New research suggests that cancer would be more accurately diagnosed in 1 of every 10 patients if their tumors were defined by cellular and molecular criteria rather than by the tissues in which they originated, and that this information, in turn, could lead to more appropriate treatments. In the largest study of its kind to date, scientists analyzed molecular and genetic characteristics of more than 3,500 tumor samples of 12 different cancer types using multiple genomic technology platforms.
Cancers have traditionally been categorized according to their tissue of origin—such as breast, bladder, or kidney cancer. But tissues are composed of different types of cells, and the new work indicates that in many cases the type of cell affected by cancer may be a more useful guide to treatment than the tissue in which a tumor originates.

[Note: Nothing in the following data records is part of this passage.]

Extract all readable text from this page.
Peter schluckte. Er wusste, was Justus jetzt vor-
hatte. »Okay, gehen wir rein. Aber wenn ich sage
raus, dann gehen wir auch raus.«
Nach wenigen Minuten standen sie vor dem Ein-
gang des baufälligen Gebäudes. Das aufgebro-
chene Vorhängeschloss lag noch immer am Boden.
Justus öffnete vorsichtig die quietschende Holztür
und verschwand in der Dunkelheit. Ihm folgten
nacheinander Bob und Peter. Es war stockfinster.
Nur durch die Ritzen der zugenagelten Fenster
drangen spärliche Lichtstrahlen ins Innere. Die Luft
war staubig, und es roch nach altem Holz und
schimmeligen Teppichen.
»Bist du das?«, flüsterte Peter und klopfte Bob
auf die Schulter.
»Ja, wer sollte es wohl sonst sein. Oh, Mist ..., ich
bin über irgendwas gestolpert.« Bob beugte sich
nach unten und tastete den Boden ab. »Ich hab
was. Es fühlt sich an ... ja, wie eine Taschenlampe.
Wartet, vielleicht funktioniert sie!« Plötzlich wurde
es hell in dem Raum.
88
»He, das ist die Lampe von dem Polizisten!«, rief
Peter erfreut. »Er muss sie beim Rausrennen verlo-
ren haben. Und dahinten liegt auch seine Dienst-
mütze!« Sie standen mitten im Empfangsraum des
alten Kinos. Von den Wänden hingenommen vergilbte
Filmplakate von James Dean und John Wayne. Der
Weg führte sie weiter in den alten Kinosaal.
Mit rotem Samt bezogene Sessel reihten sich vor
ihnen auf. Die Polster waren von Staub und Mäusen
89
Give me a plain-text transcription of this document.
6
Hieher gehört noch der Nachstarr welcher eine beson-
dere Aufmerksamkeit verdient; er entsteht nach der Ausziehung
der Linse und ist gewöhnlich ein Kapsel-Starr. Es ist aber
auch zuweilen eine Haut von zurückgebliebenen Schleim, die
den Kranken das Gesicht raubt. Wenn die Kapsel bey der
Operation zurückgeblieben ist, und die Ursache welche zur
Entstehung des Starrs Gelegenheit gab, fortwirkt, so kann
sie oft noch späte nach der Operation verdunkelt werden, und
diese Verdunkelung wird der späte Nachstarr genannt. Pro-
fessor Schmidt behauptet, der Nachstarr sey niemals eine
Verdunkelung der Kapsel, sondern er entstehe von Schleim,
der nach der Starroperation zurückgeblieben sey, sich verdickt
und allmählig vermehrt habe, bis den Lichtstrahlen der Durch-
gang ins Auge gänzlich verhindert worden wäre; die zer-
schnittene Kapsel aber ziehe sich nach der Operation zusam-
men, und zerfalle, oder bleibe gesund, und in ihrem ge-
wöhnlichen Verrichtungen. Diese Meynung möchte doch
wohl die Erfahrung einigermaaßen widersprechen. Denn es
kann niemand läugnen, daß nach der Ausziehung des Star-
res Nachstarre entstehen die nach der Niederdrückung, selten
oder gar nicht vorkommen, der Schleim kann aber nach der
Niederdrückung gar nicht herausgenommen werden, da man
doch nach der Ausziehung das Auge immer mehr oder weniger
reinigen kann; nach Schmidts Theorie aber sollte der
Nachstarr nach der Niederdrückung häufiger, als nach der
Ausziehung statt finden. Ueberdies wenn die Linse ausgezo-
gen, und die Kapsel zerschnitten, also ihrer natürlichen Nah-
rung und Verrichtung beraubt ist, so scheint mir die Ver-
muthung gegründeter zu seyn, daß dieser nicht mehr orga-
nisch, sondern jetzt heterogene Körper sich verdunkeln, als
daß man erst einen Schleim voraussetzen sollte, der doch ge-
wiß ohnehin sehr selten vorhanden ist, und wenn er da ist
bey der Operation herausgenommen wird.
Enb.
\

The study, published in Cell (2014; doi:10.1016/j.cell.2014.06.049), was conducted as part of The Cancer Genome Atlas (TCGA) initiative spearheaded by the National Cancer Institute and National Human Genome Research Institute, both part of the National Institutes of Health. TCGA was launched in 2006 with the goal of compiling genomic atlases of more than 20 types of cancer. As the project proceeded, however, commonalities across cancer types began to emerge, which led to the creation of the TCGA Pan-Cancer project, the source of the data used in the new study.
In this work, TCGA Research Network scientists analyzed DNA, RNA, and protein from 12 tumor types using six different genomic technologies to see how different tumor types compare to one another. The team arrived at a classification based on 12 cancer subtypes. Five of these matched up well with tissue-of-origin classifications, but several newly identified subtypes were seen to affect a variety of tissues.
Particularly striking results were seen in bladder and breast cancers. At least three different subtypes of bladder cancer were identified, one virtually indistinguishable from lung adenocarcinomas, and another most similar to squamous-cell cancers of the head and neck and of the lungs. (In the new study, these squamous cell cancers appeared to form their own subtype, whether they originated in the lungs or in the head and neck.) The findings may help explain why treatment response is very different in patients with bladder cancer when treated with the same systemic therapy for seemingly identical cancer type, Benz reported.
The study also confirmed known differences between basal-like and luminal subtypes of breast cancer. But because the researchers compared these cancers not just with one another but with many other types of cancer, they were able to reveal that these differences are quite profound, and that basal-like breast cancers constitute their own distinct class. “What’s amazing is that basal breast cancer is as different from luminal breast cancer as it is from, say, kidney cancer,” said co-lead author Denise Wolf, PhD, a research scientist at University of California San Francisco.
Commonly referred to as triple-negative, basal-like cancers are particularly aggressive and are more prevalent among African American women and younger women. “Even though these basal-like cancers arise in the breast, on the molecular level they have more in common with ovarian cancers and cancers of squamous cell origin than with other subtypes of breast cancer,” said co-lead author Christina Yau, PhD, of UCSF.
Senior co-author Christopher Benz, MD, of UCSF, is hopeful that these studies will fuel clinical trial designs based on genomic reclassification of tumors whereby patients become eligible for novel therapeutics. “Although follow-up studies are needed to validate and refine this newly proposed cancer classification system,” Benz said, “it will ultimately provide the biologic foundation for that era of personalized cancer treatment that patients and clinicians eagerly await.”